If you are still a dental student, or even qualified, it is likely the diagnosis and management of endodontic-related issues proves daunting even at the best of times. Throw a global pandemic in the mix. Dentists nationwide were left bewildered as to what the guidelines state they can and cannot do.

Endodontics is a branch of dentistry that fascinates me, so I was intrigued to find out about how protocol has changed in these unprecedented circumstances. In this article I discuss the challenges dentists have faced in the most ‘student friendly’ way possible.

Please note this article should not be used as guidance and dentists should refer to the latest FGDP resources and the British Endodontic Society (BES) guidance.

Remote Triaging

When a patient presents in practice, there is much more to your H&E than their description of their pain. Body language, examination of the oral cavity and special investigations are undertaken to arrive at a diagnosis. The 3Ds of pain management (Hargreaves and Abbott, 2005) – diagnosis, dental treatment and drugs cannot be applied over the phone.

The BES advised a triage service to restrict patient contact based on the 3As – advice, analgesia and antibiotics. I interviewed Dr Aslam Khan, a GDP to discuss the challenges of this new system. He said: ‘It has been frustrating from the off. Once practices closed with immediate effect on the 25th March, we followed the AAA protocol resulting in many patients experiencing toothache.’ This is why taking a good pain history, and if possible connecting via video call to assess facial swellings, is the crucial first step in diagnosis.

The use of antibiotics

‘It took a while for UDCs to be established by the NHS and they were only offering extractions,’ he says. In conclusion, the evidence base for the treatment of endodontic emergencies in many cases took a back seat. It was outweighed by the need to maintain sterile environments by avoiding any aerosol generating procedures. It is also important to note that in light of the concerns around NSAIDS in patients with COVID-19, alongside the lack of definitive evidence for its role in halting disease progression, it has been recommended that patients with suspected or confirmed cases of the virus should take paracetamol only.

In addition, recently there has been a considerable amount of research which supports the reduction of antibiotic prescriptions to manage resistance. There has been a plea from national dental organisations to emphasise that normal principles of prescribing continue to apply. They recognise the struggles faced by dentists through provision of the 3As. However, they emphasised antibiotics should not be prescribed to treat conditions of pulpitis, because of a patient’s request, or routinely to all patients as part of a pathway to care.

Extraction vs Extirpation

Though we do not have official figures, we know that XLAs were the only treatment option for much of lockdown. ‘It goes without saying, many teeth that would normally be saved with root canal therapy have resulted in XLAs,’ says Dr Khan. Even these treatment options were only to be used in allocated urgent dental care centres with appropriate PPE and not at all for primary general dental practice.

In some places, for predictably restorable teeth, the option to extirpate became available later on. But without any instrumentation of the root canal system. Some of the major changes associated with this treatment included the use of a pre-operative mouth rinse to potentially reduce salivary viral load; decontamination of the tooth post isolation with 5% NaOCl; and dressing with Ledermix followed by a more resistant core build up glass ionomer.  There’s a requirement for this dressing to last longer than normal.

The way forward

What does this mean for the future of endodontic treatment? Of course the face of dentistry has been changed with the implementation of new PPE guidance. But how have dental professionals had to adapt to these new alternative ways of endodontic management? Dr Khan says: ‘By definition, endodontics has suffered. It’s a relatively long and difficult procedure and usually requires multiple visits. In the current climate, this is mostly avoided due to the need to minimise patient contact.
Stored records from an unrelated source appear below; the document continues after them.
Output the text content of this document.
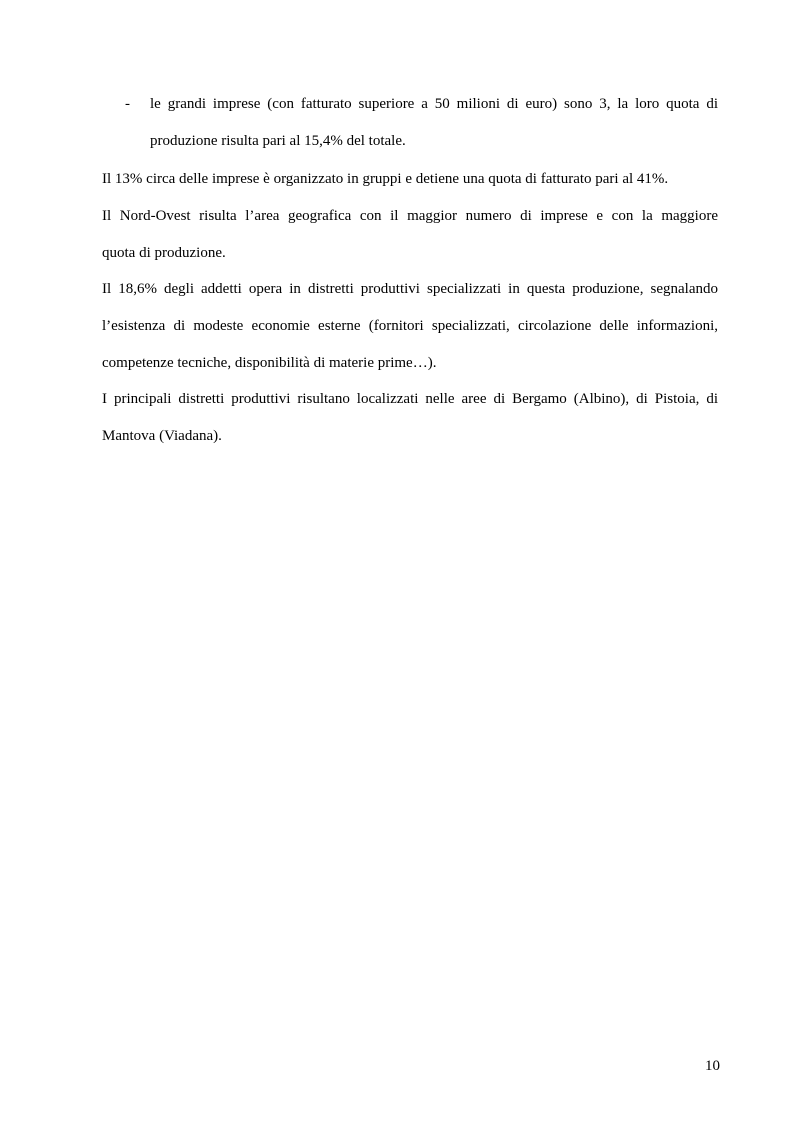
- le grandi imprese (con fatturato superiore a 50 milioni di euro) sono 3, la loro quota di
produzione risulta pari al 15,4% del totale.
Il 13% circa delle imprese è organizzato in gruppi e detiene una quota di fatturato pari al 41%.
Il Nord-Ovest risulta l’area geografica con il maggior numero di imprese e con la maggiore
quota di produzione.
Il 18,6% degli addetti opera in distretti produttivi specializzati in questa produzione, segnalando
l’esistenza di modeste economie esterne (fornitori specializzati, circolazione delle informazioni,
competenze tecniche, disponibilità di materie prime…).
I principali distretti produttivi risultano localizzati nelle aree di Bergamo (Albino), di Pistoia, di
Mantova (Viadana).
10
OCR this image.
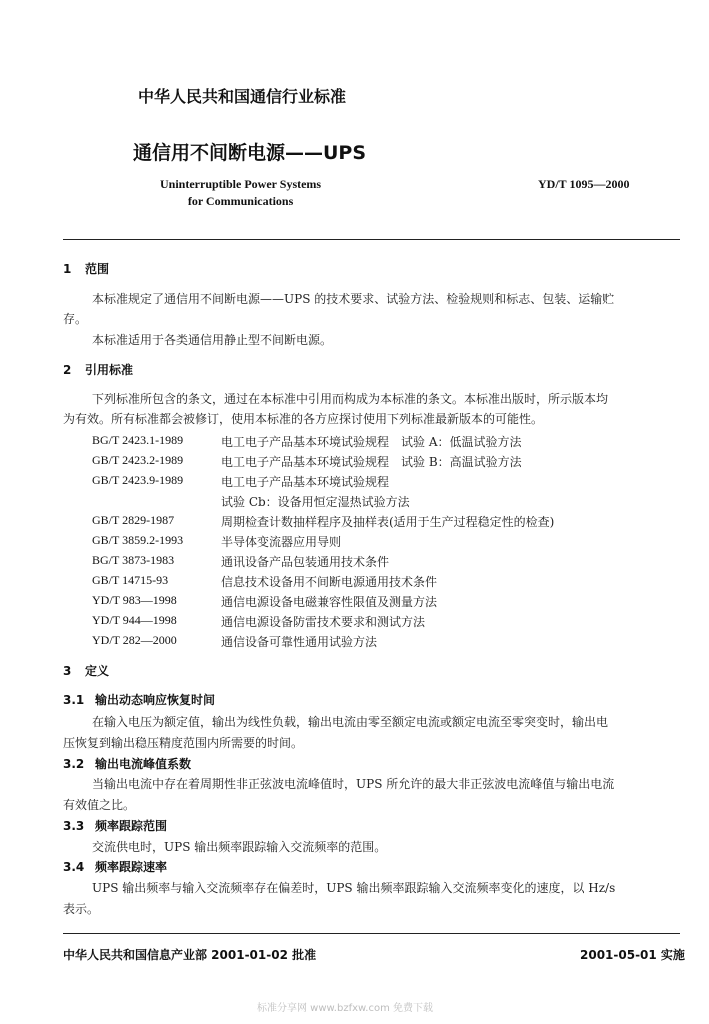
中华人民共和国通信行业标准
通信用不间断电源——UPS
Uninterruptible Power Systems
for Communications
YD/T 1095—2000
1 范围
本标准规定了通信用不间断电源——UPS 的技术要求、试验方法、检验规则和标志、包装、运输贮
存。
本标准适用于各类通信用静止型不间断电源。
2 引用标准
下列标准所包含的条文，通过在本标准中引用而构成为本标准的条文。本标准出版时，所示版本均
为有效。所有标准都会被修订，使用本标准的各方应探讨使用下列标准最新版本的可能性。
BG/T 2423.1-1989	电工电子产品基本环境试验规程　试验 A：低温试验方法
GB/T 2423.2-1989	电工电子产品基本环境试验规程　试验 B：高温试验方法
GB/T 2423.9-1989	电工电子产品基本环境试验规程
试验 Cb：设备用恒定湿热试验方法
GB/T 2829-1987	周期检查计数抽样程序及抽样表(适用于生产过程稳定性的检查)
GB/T 3859.2-1993	半导体变流器应用导则
BG/T 3873-1983	通讯设备产品包装通用技术条件
GB/T 14715-93	信息技术设备用不间断电源通用技术条件
YD/T 983—1998	通信电源设备电磁兼容性限值及测量方法
YD/T 944—1998	通信电源设备防雷技术要求和测试方法
YD/T 282—2000	通信设备可靠性通用试验方法
3 定义
3.1 输出动态响应恢复时间
在输入电压为额定值，输出为线性负载，输出电流由零至额定电流或额定电流至零突变时，输出电
压恢复到输出稳压精度范围内所需要的时间。
3.2 输出电流峰值系数
当输出电流中存在着周期性非正弦波电流峰值时，UPS 所允许的最大非正弦波电流峰值与输出电流
有效值之比。
3.3 频率跟踪范围
交流供电时，UPS 输出频率跟踪输入交流频率的范围。
3.4 频率跟踪速率
UPS 输出频率与输入交流频率存在偏差时，UPS 输出频率跟踪输入交流频率变化的速度，以 Hz/s
表示。
中华人民共和国信息产业部 2001-01-02 批准	2001-05-01 实施
标准分享网 www.bzfxw.com 免费下载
This may result in many clinicians struggling to offer this as a treatment option for the foreseeable future.’

The motto that is drilled into us (no pun intended) from early in our career is to assess restorability. And try to save teeth wherever possible. Whilst we should always be evidence based in our work, there is still a sense of confusion which surrounds the balance between these gold standard methods and safe practice in the midst of a pandemic.